東京 江戸川区の草野とも子さん(69)は、17年前、当時、高校1年生だった長女の恵さん(当時15)をバレーボール部の合宿中に亡くしました。
合宿は新潟県の体育館で行われ、恵さんは2日目にはふらついて倒れたりしましたが、十分に休むこともできず、翌日、再び倒れ、熱中症と急性硬膜下血腫で亡くなりました。
草野さんは「娘は元気に『行って来ます』と言って合宿に向かったのに、次に会った時は病院で、指も動かせずまばたきもできず、旅立ってしまいました」と無念の思いを話しました。
そのうえで「熱中症の症状が出たら動作が鈍くなったり目つきが変わったりして分かるはずなのに気付かれず、バレーの初心者だった恵は十分に休めず練習を続けました。“第2の恵”を見たくないので、生徒一人一人の命をみんなで守っていく形になってほしい」と話しています。

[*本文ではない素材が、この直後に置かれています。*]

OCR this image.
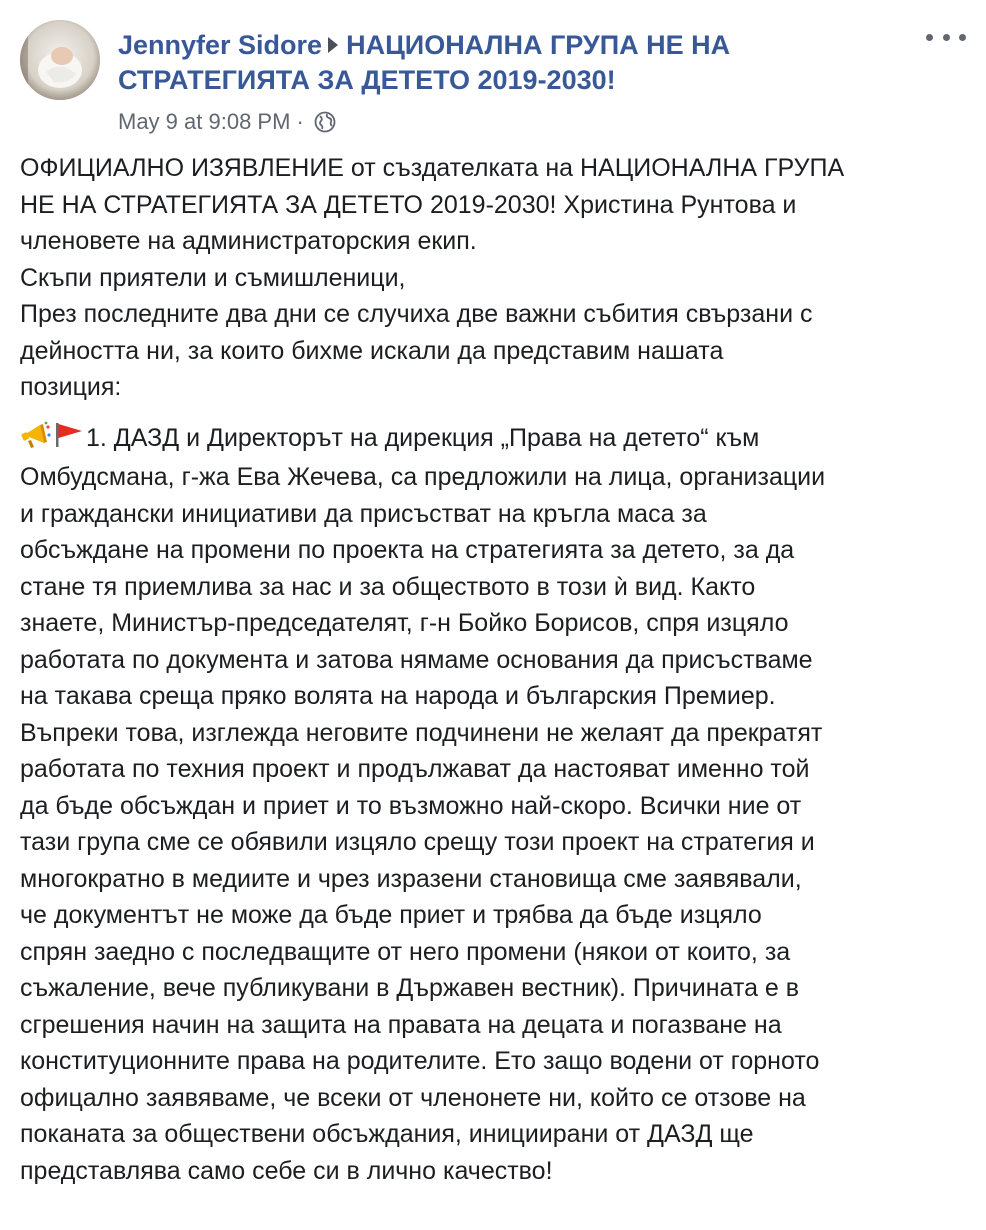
Jennyfer Sidore НАЦИОНАЛНА ГРУПА НЕ НА
СТРАТЕГИЯТА ЗА ДЕТЕТО 2019-2030!
May 9 at 9:08 PM ·

ОФИЦИАЛНО ИЗЯВЛЕНИЕ от създателката на НАЦИОНАЛНА ГРУПА

НЕ НА СТРАТЕГИЯТА ЗА ДЕТЕТО 2019-2030! Христина Рунтова и

членовете на администраторския екип.

Скъпи приятели и съмишленици,

През последните два дни се случиха две важни събития свързани с

дейността ни, за които бихме искали да представим нашата

позиция:

1. ДАЗД и Директорът на дирекция „Права на детето“ към

Омбудсмана, г-жа Ева Жечева, са предложили на лица, организации

и граждански инициативи да присъстват на кръгла маса за

обсъждане на промени по проекта на стратегията за детето, за да

стане тя приемлива за нас и за обществото в този ѝ вид. Както

знаете, Министър-председателят, г-н Бойко Борисов, спря изцяло

работата по документа и затова нямаме основания да присъстваме

на такава среща пряко волята на народа и българския Премиер.

Въпреки това, изглежда неговите подчинени не желаят да прекратят

работата по техния проект и продължават да настояват именно той

да бъде обсъждан и приет и то възможно най-скоро. Всички ние от

тази група сме се обявили изцяло срещу този проект на стратегия и

многократно в медиите и чрез изразени становища сме заявявали,

че документът не може да бъде приет и трябва да бъде изцяло

спрян заедно с последващите от него промени (някои от които, за

съжаление, вече публикувани в Държавен вестник). Причината е в

сгрешения начин на защита на правата на децата и погазване на

конституционните права на родителите. Ето защо водени от горното

офицално заявяваме, че всеки от членонете ни, който се отзове на

поканата за обществени обсъждания, инициирани от ДАЗД ще

представлява само себе си в лично качество!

草野さんは当時のことを高校や大学で語り継いでいて、「体調が悪いと感じたりふらふらしたりした時は『休ませて』と言ってほしい。自分から言いにくいなら手を挙げるなど事前に合図を決めておいてまわりが見逃さないで声をかけてほしいと思います。子どもたちが体調不良を訴えられる雰囲気作りを指導者がすれば、命はそんなになくならないと思います」と訴えています。
9月に入って新型コロナウイルスの影響で自粛していた部活動が再開されるところがあるとして、「秋の大会に間に合わせようと無理をして急に運動せず、ことしは『みんな、けがなく終わってよかった』というくらいに考えてほしいです。湿度や気温によっては激しい運動はせず、筋力をつけるだけにするなど、命を守る指導をしてほしい」と話していました。
専門家「暑さ指数活用し細やかな注意を」
熱中症に詳しい早稲田大学人間科学学術院の永島計教授は「大人と違って子どもは発汗による体温調節がうまくできないうえ、子ども自身が熱中症の症状なのか部活がしんどいのか、区別を正しく判断するのは難しい」と指摘しています。
その対応策としては「大人が休憩や水分補給を呼びかけるのは最低ラインで、子どもの状態をよく見て声を聞きながら対応することが必要だ。気温や湿度、それに日射などを数値化した暑さ指数を活用し、運動を行うかや、運動メニューを決める際の参考にしてほしい。ただ、暑さ指数は成人をもとに作られていて、子どもや高齢者にはより細やかな注意が必要だ」としています。
そのうえで「例年であれば9月は体が暑さに慣れている時期だが、新型コロナの影響で運動できずにいた期間が長く続いた。これからの時期に子どもも指導者も張り切って負荷の強い運動をすると、取り返しのつかない熱中症になるリスクがあることを頭に入れ、気をつけてほしい」と話しています。